Though originally only meant as a method of containing the growing Danish threat, the Confederation would remain intact for another 15 years after the signing of the Treaty of Stralsund, which concluded the Danish-Hanseatic War of 1361-1370. The alliance would set financial and military measures, along with establishing certain mercantile traditions that would be standardized across the Hanseatic sphere of influence.

== Background ==
Denmark, under the reign of King Valdemar IV, had spent much of his reign reducing the autonomy of his nobility, seizing land to expand the crown lands, and creating a stable financial situation. With his kingdom secured, Valdemar sought to expand his influence. He reconquered Scania from Sweden in 1360, and conquered Gotland as well in 1361, after a decisive victory at the Battle of Visby.

Because Visby and Gotland were under the Hanseatic sphere of influence, the Hanseatic league subsequently declared war following the Danish conquest. However, the League nearly lost the Danish-Hanseatic War at the Battle of Helsingborg and in response negotiated a truce with Denmark at Vordingborg in 1365.

In 1367, the Hansetag met in the Rhenish city of Cologne to formalize a military alliance, and the Hanseatic cities of Lübeck, Rostock, Stralsund, Wismar, Kulm and Thorn, along with the Dutch cities of Elbing, Kampen, Harderwyk, Elburg, Amsterdam and Briel were present. Cologne was chosen due to its proximity to the Dutch cities (the Dutch being vital to Hanseatic interests in the war.)

== Terms of the Confederation ==
Economically, the Confederation agreed upon certain measures to enforce. Taxes were to be levied on all goods in member ports, and to simplify collection, specific currencies were chosen for each major region of the Hanseatic League, specifically the currencies of Lubeck, Flanders, Pomerania, Prussia and Livonia.

Militarily, all members of the Confederation had a fixed amount of ships and men to provide. Departure dates for cities throughout the Baltic and North Sea were also decided upon, to ensure the combined Confederate navy could assemble in the Oresund for a final assault on Denmark.

Notably the original language of the treaty is not Latin like most Medieval texts, but in Middle Low German, the language used by the Hanseatic cities.

== History ==
At first, the Confederation did not receive much support from some Hanseatic cities. Bremen and Hamburg, for example, were exhausted due to previous wars, and refused to provide any military support, though financial aid was granted. Inland Hanseatic towns, which were not affected by the maritime war against Denmark, refused to aid at all. The Westphalian towns in particular failed to even subsidize the Confederation at all.

Despite these setbacks, the Confederation managed to secure alliances with Sweden, Mecklenburg and Holstein. They also acquired alliances with Danish nobles that were displeased with Valdemar IV. Together, the Confederation broke the Truce of Vordingborg and resumed war with Denmark. In the following years, the Confederation invaded Denmark, sacked Copenhagen, and enforced a peace at Stralsund in 1370. The years following the aftermath of the war marked the Golden Age of the Hanseatic League.

In 1385, when the Hanseatic League finally relinquished control of Danish forts in Scania, multiple cities in the Confederation debated whether or not keeping the Confederation together was worthwhile. There was no reason to keep a military alliance together anymore, because the Danish king at the time was loyal to the Hanseatic League (due to the terms of the Treaty of Stralsund). Though the Teutonic Order, which represented the interests of Prussian towns, wished to continue the Confederation, other towns decided to disband the alliance, as they wished to be more free to pursue their own desires than have to continuously subsidize operations that did not benefit them.

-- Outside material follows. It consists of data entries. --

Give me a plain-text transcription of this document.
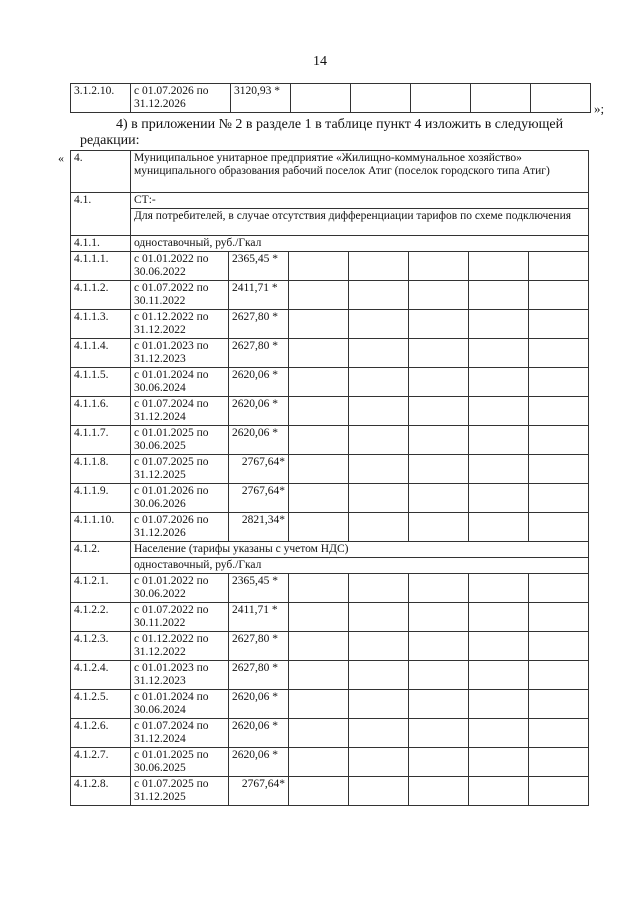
14
3.1.2.10.	с 01.07.2026 по 31.12.2026	3120,93 *					
»;
4) в приложении № 2 в разделе 1 в таблице пункт 4 изложить в следующей редакции:
« 4.	Муниципальное унитарное предприятие «Жилищно-коммунальное хозяйство» муниципального образования рабочий поселок Атиг (поселок городского типа Атиг)						
4.1.	СТ:-						
	Для потребителей, в случае отсутствия дифференциации тарифов по схеме подключения						
4.1.1.	одноставочный, руб./Гкал						
4.1.1.1.	с 01.01.2022 по 30.06.2022	2365,45 *					
4.1.1.2.	с 01.07.2022 по 30.11.2022	2411,71 *					
4.1.1.3.	с 01.12.2022 по 31.12.2022	2627,80 *					
4.1.1.4.	с 01.01.2023 по 31.12.2023	2627,80 *					
4.1.1.5.	с 01.01.2024 по 30.06.2024	2620,06 *					
4.1.1.6.	с 01.07.2024 по 31.12.2024	2620,06 *					
4.1.1.7.	с 01.01.2025 по 30.06.2025	2620,06 *					
4.1.1.8.	с 01.07.2025 по 31.12.2025	2767,64*					
4.1.1.9.	с 01.01.2026 по 30.06.2026	2767,64*					
4.1.1.10.	с 01.07.2026 по 31.12.2026	2821,34*					
4.1.2.	Население (тарифы указаны с учетом НДС)						
	одноставочный, руб./Гкал						
4.1.2.1.	с 01.01.2022 по 30.06.2022	2365,45 *					
4.1.2.2.	с 01.07.2022 по 30.11.2022	2411,71 *					
4.1.2.3.	с 01.12.2022 по 31.12.2022	2627,80 *					
4.1.2.4.	с 01.01.2023 по 31.12.2023	2627,80 *					
4.1.2.5.	с 01.01.2024 по 30.06.2024	2620,06 *					
4.1.2.6.	с 01.07.2024 по 31.12.2024	2620,06 *					
4.1.2.7.	с 01.01.2025 по 30.06.2025	2620,06 *					
4.1.2.8.	с 01.07.2025 по 31.12.2025	2767,64*					
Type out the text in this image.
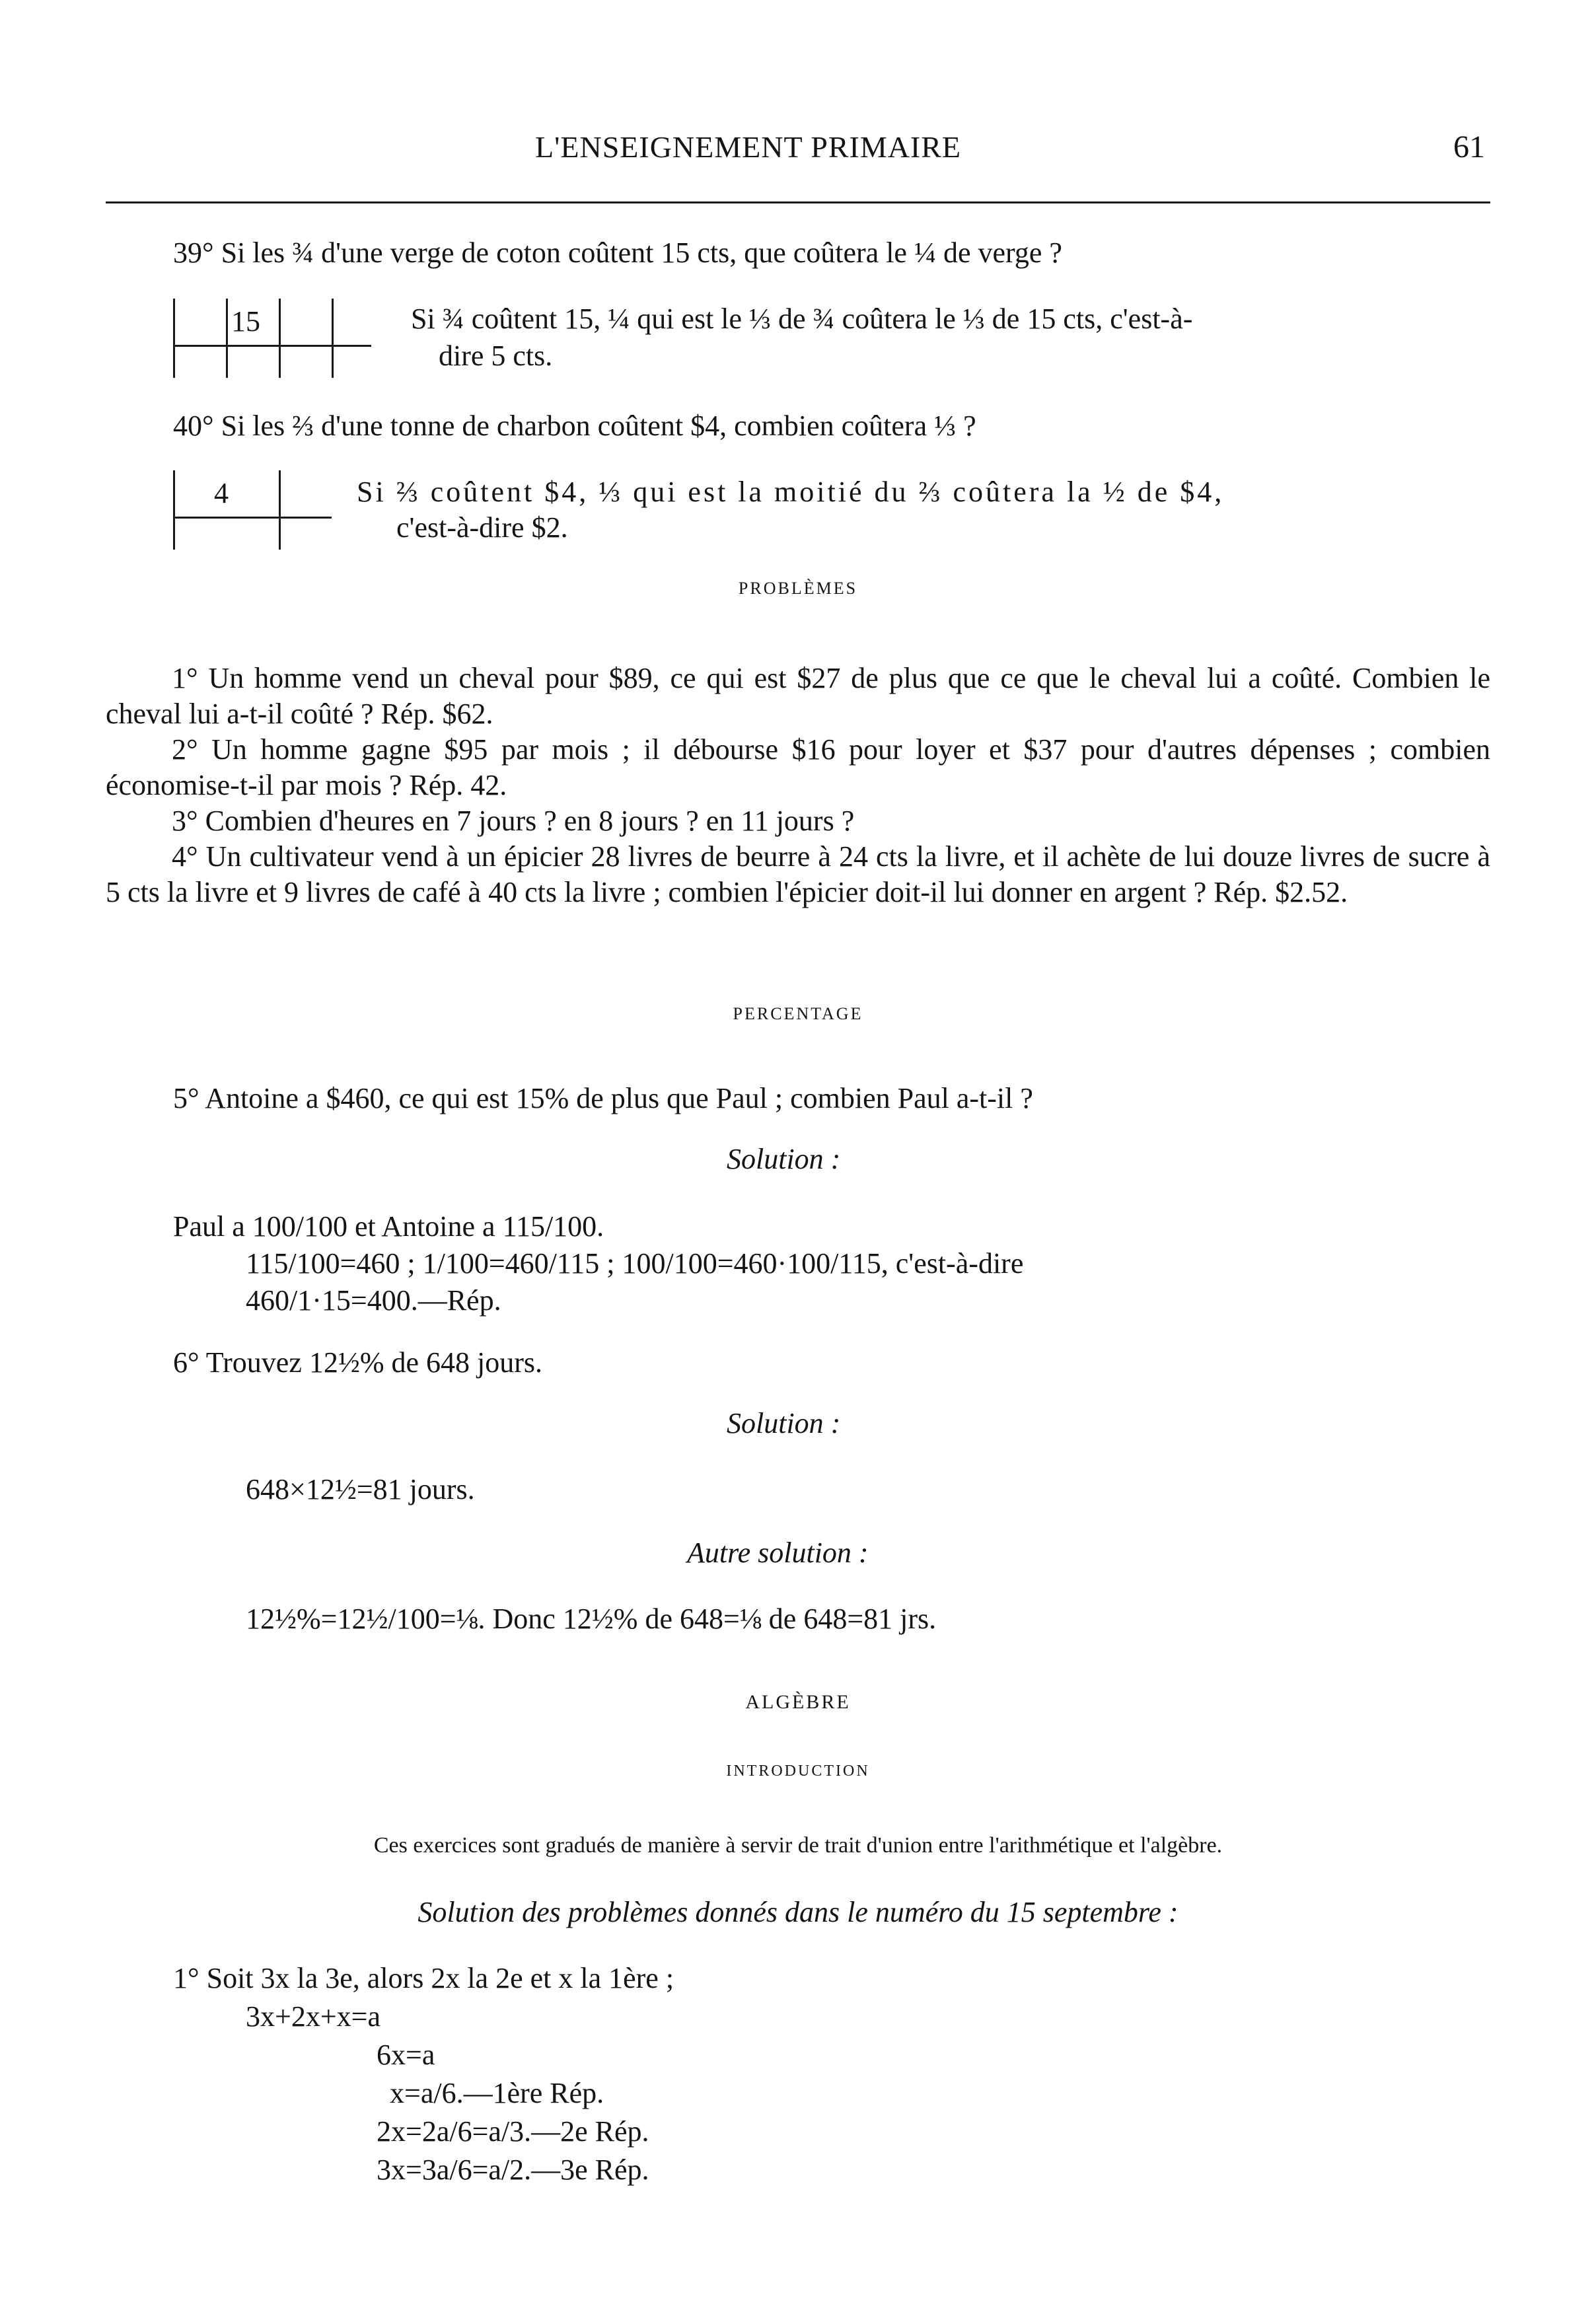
L'ENSEIGNEMENT PRIMAIRE	61
39° Si les ¾ d'une verge de coton coûtent 15 cts, que coûtera le ¼ de verge ?
15	Si ¾ coûtent 15, ¼ qui est le ⅓ de ¾ coûtera le ⅓ de 15 cts, c'est-à-
dire 5 cts.
40° Si les ⅔ d'une tonne de charbon coûtent $4, combien coûtera ⅓ ?
4	Si ⅔ coûtent $4, ⅓ qui est la moitié du ⅔ coûtera la ½ de $4,
c'est-à-dire $2.
PROBLÈMES

1° Un homme vend un cheval pour $89, ce qui est $27 de plus que ce que le cheval lui a coûté. Combien le cheval lui a-t-il coûté ? Rép. $62.

2° Un homme gagne $95 par mois ; il débourse $16 pour loyer et $37 pour d'autres dépenses ; combien économise-t-il par mois ? Rép. 42.

3° Combien d'heures en 7 jours ? en 8 jours ? en 11 jours ?

4° Un cultivateur vend à un épicier 28 livres de beurre à 24 cts la livre, et il achète de lui douze livres de sucre à 5 cts la livre et 9 livres de café à 40 cts la livre ; combien l'épicier doit-il lui donner en argent ? Rép. $2.52.

PERCENTAGE
5° Antoine a $460, ce qui est 15% de plus que Paul ; combien Paul a-t-il ?
Solution :
Paul a 100/100 et Antoine a 115/100.
115/100=460 ; 1/100=460/115 ; 100/100=460·100/115, c'est-à-dire
460/1·15=400.—Rép.
6° Trouvez 12½% de 648 jours.
Solution :
648×12½=81 jours.
Autre solution :
12½%=12½/100=⅛. Donc 12½% de 648=⅛ de 648=81 jrs.
ALGÈBRE
INTRODUCTION
Ces exercices sont gradués de manière à servir de trait d'union entre l'arithmétique et l'algèbre.
Solution des problèmes donnés dans le numéro du 15 septembre :
1° Soit 3x la 3e, alors 2x la 2e et x la 1ère ;
3x+2x+x=a
6x=a
x=a/6.—1ère Rép.
2x=2a/6=a/3.—2e Rép.
3x=3a/6=a/2.—3e Rép.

Though the Confederation of Cologne ended in 1385, it provided the cohesion that the Hansa would need in future wars against Denmark. Despite it not being a permanent model for future Hanseatic agreements, it nonetheless was considered an impressive alliance, and multiple groups in the 15th century attempted to replicate it, with no success. These attempted confederations are known as Tohopesaten.